I lived in delray and don't believe I've met her.


----------



## NC KingFisher (Nov 20, 2011)

They can use any of my rods! And I run 20-30 for the SENC stuff, mostly 20 to 50lb shock


----------



## drumchaser (Jan 14, 2003)

Got a rod loaded with 20 pounds waiting on any of em.


----------



## Drumdum (Jan 6, 2003)

You can go as low as 17 with the new copolymers .. 50 to 60 shock,and you should be good to go.. When you cast,make sure you clear other anglers out beforehand,look where you landed and place your rod in between the two rods that it belongs so that it is not crossed.. Not saying you are a newbee but those are the biggest mistakes someone new to a pier will make....


----------



## ncsharkman (Mar 12, 2011)

If that Gal from Delray is a drum fisherman then I'm selling my shark gear and going drum fishing! Hell, all the sharkers look like "Spike" or Arizona Fred....................


----------



## rabbitdog2 (Aug 20, 2011)

Get your mind out of the gutter guys and back to fishing. LOL


----------



## drumrun (Dec 5, 2007)

I run 17# with 60# shock leader.


----------



## NC KingFisher (Nov 20, 2011)

ncsharkman said:


> If that Gal from Delray is a drum fisherman then I'm selling my shark gear and going drum fishing! Hell, all the sharkers look like "Spike" or Arizona Fred....................


Amen


----------



## Scrapple (Mar 10, 2007)

Thanx for the tips guys they will be useful. As for the gals, sadly none of the wanted to be my fishing assistant. I did see this Cobia swimming under the pier...what catches them?
Scrapple


----------



## gilly21 (Feb 15, 2006)

Scrapple said:


> Thanx for the tips guys they will be useful.

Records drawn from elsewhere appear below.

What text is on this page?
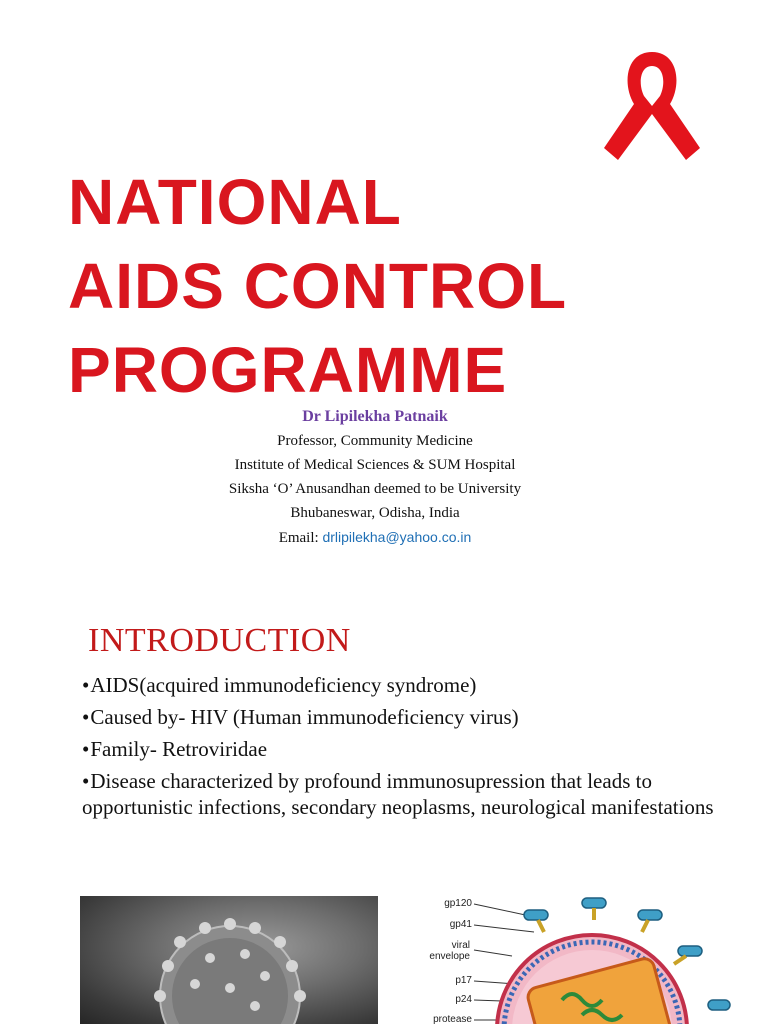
NATIONAL
AIDS CONTROL
PROGRAMME
Dr Lipilekha Patnaik
Professor, Community Medicine
Institute of Medical Sciences & SUM Hospital
Siksha ‘O’ Anusandhan deemed to be University
Bhubaneswar, Odisha, India
Email: drlipilekha@yahoo.co.in
INTRODUCTION
• AIDS(acquired immunodeficiency syndrome)
• Caused by- HIV (Human immunodeficiency virus)
• Family- Retroviridae
• Disease characterized by profound immunosupression that leads to opportunistic infections, secondary neoplasms, neurological manifestations
gp120
gp41
viral envelope
p17
p24
protease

As for the gals, sadly none of the wanted to be my fishing assistant. I did see this Cobia swimming under the pier...what catches them?
> Scrapple
> 
> View attachment 10179


Big worms


----------



## Hooked Up (Feb 6, 2009)

drop some livermush over the rail..........her crack will catch it


----------



## BubbaHoTep (May 26, 2008)

Aw, man, the rollback took away Garbo's post.


----------



## NC KingFisher (Nov 20, 2011)

I know. Kinda depressing


----------



## Garboman (Jul 22, 2010)

Scrapple said:


> Thanx for the tips guys they will be useful. As for the gals, sadly none of the wanted to be my fishing assistant. I did see this Cobia swimming under the pier...what catches them?
> Scrapple
> 
> View attachment 10179



Jerk Jigger


----------



## BubbaHoTep (May 26, 2008)

Great stuff, Garbo. I love it.

Deja Vu


----------



## NC KingFisher (Nov 20, 2011)

I just realized, he wanted the test for momo not mono


----------



## ez2cdave (Oct 13, 2008)

Scrapple said:


> I did see this Cobia swimming under the pier...what catches them?
> Scrapple
> 
> View attachment 10179


A large supply of "green presidents" . . .


----------